Some capabilities may have been intuitive for people experienced with remote work, like click-to-join features for meetings. But these workflows weren't as easy for people who had never worked remotely before, like contact center workers, he said. Collaboration platform features were also lacking for certain industries and workflows, such as those in government and education.

The issue wasn't with the underlying technology, he said, but that capabilities didn't fit with the workstyles of employees who traditionally did not use collaboration tools. The platforms needed to evolve in order to better serve remote workers, Kerravala said.

Cisco, for example, introduced Webex Legislate in October to provide a dashboard that enables legislative bodies to create virtual breakout rooms, vote on legislation, tally votes and review how legislators voted.

AI drives future of collaboration technology

AI could bring further innovation for unified communications (UC) and collaboration platforms to support remote work.

"AI is going to be the single biggest transformative thing to happen to collaboration technology," Kerravala said. Most AI enhancements to date have been small improvements to collaborative interactions.

One advancement that benefited collaboration was meeting transcriptions. Further AI development could take transcriptions to the next level by understanding what parts of a meeting are most meaningful to a specific employee and send meeting minutes based on that information, he said.
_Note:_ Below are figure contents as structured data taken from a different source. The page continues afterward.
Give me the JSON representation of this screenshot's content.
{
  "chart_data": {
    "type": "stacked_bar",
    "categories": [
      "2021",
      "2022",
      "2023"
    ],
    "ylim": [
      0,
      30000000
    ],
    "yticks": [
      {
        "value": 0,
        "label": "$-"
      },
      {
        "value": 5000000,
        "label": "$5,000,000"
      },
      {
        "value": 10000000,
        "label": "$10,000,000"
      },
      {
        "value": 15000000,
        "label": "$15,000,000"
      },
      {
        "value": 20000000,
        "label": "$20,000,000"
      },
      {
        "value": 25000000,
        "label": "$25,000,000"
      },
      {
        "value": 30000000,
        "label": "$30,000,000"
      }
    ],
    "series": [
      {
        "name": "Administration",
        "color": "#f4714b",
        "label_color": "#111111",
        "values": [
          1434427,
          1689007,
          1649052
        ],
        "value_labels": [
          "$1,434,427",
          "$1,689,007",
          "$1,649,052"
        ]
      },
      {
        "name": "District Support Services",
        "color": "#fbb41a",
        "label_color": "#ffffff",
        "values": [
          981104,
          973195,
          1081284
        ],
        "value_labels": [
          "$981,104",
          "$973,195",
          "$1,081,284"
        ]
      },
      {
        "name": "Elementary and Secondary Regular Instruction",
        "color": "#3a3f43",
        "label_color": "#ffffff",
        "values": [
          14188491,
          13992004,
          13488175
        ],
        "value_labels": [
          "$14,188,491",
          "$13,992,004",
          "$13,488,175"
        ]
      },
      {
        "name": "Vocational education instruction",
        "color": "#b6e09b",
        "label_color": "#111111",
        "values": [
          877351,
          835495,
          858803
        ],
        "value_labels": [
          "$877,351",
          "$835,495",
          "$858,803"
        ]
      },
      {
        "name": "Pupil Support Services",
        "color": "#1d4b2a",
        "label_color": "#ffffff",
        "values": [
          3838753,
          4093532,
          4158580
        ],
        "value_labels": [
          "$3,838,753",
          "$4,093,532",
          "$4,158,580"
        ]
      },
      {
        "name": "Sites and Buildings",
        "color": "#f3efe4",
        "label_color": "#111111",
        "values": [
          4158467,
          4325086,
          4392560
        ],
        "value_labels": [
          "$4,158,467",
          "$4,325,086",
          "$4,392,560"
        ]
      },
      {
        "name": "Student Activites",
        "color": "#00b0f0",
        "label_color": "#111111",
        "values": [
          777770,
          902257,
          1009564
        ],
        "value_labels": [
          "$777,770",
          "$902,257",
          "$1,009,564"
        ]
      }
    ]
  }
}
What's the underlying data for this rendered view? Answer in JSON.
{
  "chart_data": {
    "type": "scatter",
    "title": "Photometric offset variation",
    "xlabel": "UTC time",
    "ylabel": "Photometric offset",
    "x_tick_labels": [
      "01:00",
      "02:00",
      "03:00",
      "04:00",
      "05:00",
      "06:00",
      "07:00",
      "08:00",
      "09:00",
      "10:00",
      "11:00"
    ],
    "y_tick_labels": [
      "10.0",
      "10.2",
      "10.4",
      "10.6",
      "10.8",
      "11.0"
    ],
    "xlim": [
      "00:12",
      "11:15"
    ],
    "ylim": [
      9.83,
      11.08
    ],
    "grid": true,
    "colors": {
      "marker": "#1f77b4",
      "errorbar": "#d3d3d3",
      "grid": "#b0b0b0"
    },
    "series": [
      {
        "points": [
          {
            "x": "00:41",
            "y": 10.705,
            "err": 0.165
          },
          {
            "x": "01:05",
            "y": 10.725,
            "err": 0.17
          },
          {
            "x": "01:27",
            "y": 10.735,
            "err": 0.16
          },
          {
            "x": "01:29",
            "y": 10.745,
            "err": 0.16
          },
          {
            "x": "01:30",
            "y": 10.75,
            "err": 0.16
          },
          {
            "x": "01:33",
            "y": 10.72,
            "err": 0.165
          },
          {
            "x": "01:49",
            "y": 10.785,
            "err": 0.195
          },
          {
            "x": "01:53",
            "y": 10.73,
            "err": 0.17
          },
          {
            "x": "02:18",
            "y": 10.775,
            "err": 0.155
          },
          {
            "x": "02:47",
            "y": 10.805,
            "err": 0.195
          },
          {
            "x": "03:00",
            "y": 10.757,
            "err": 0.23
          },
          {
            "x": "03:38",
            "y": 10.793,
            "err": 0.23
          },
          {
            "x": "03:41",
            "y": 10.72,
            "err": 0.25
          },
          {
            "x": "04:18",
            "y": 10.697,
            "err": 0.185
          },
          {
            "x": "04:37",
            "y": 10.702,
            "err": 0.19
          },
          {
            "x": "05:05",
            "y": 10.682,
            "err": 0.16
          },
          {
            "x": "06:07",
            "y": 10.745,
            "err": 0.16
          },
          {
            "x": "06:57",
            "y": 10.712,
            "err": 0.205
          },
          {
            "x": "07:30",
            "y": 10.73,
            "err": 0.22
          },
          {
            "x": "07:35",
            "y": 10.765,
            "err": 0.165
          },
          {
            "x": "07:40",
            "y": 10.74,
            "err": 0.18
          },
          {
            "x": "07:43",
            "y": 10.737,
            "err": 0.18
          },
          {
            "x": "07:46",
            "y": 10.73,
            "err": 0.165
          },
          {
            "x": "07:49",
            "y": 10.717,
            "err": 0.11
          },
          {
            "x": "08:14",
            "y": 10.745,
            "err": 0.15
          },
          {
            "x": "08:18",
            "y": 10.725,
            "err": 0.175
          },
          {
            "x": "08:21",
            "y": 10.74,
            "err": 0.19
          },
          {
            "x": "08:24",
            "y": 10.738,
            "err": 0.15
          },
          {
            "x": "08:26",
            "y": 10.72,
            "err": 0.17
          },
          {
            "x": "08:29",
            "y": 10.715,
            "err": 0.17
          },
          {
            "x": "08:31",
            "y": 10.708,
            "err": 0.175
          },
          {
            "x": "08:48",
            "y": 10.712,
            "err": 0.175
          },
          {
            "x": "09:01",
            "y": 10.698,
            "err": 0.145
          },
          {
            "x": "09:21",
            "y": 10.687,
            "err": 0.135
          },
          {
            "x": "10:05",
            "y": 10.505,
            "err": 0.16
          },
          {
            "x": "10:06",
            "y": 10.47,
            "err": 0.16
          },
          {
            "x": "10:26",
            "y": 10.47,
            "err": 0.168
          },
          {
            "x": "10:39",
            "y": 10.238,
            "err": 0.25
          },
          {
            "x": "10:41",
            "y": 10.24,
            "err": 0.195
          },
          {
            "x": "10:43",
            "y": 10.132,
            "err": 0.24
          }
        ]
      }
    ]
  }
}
But, for AI to be effective, it needs to be invisible, Michels said. The most effective AI enhancements, such as autoframing video and improved audio, aren't noticeable to users.

Craig Thomas, vice president of product and technology at T-Mobile, based in Bellevue, Wash., said the company is starting to use AI capabilities, like data mining of collaboration tools, to better understand how employees network with each other and how those employee networks can help T-Mobile run its business more effectively.

For example, T-Mobile could use data to examine connectivity patterns that indicate the challenges and opportunities in supporting its products, better support product design and more effectively communicate to its customers, he said.

"Things like sentiment analysis and end-to-end communications network understanding is really what we're starting to think about," he said.

Hybrid the way to go

When offices fully reopen, they will become hybrid workplaces, Kerravala said. Most meetings, even if they take place in an office, will have at least one virtual participant.

Frankiewicz said her company's research has found few employees want to be full-time office workers again.

"Most don't want to always be at home, and most don't want to always be at the office," she said. "They want the flexibility to choose when, where and how they contribute."

And, while hybrid work is inevitable, some advantages to distributed teams are lost in a hybrid workforce, Michels said. For example, employees would still need to live close enough to the office in order to commute to on-site work.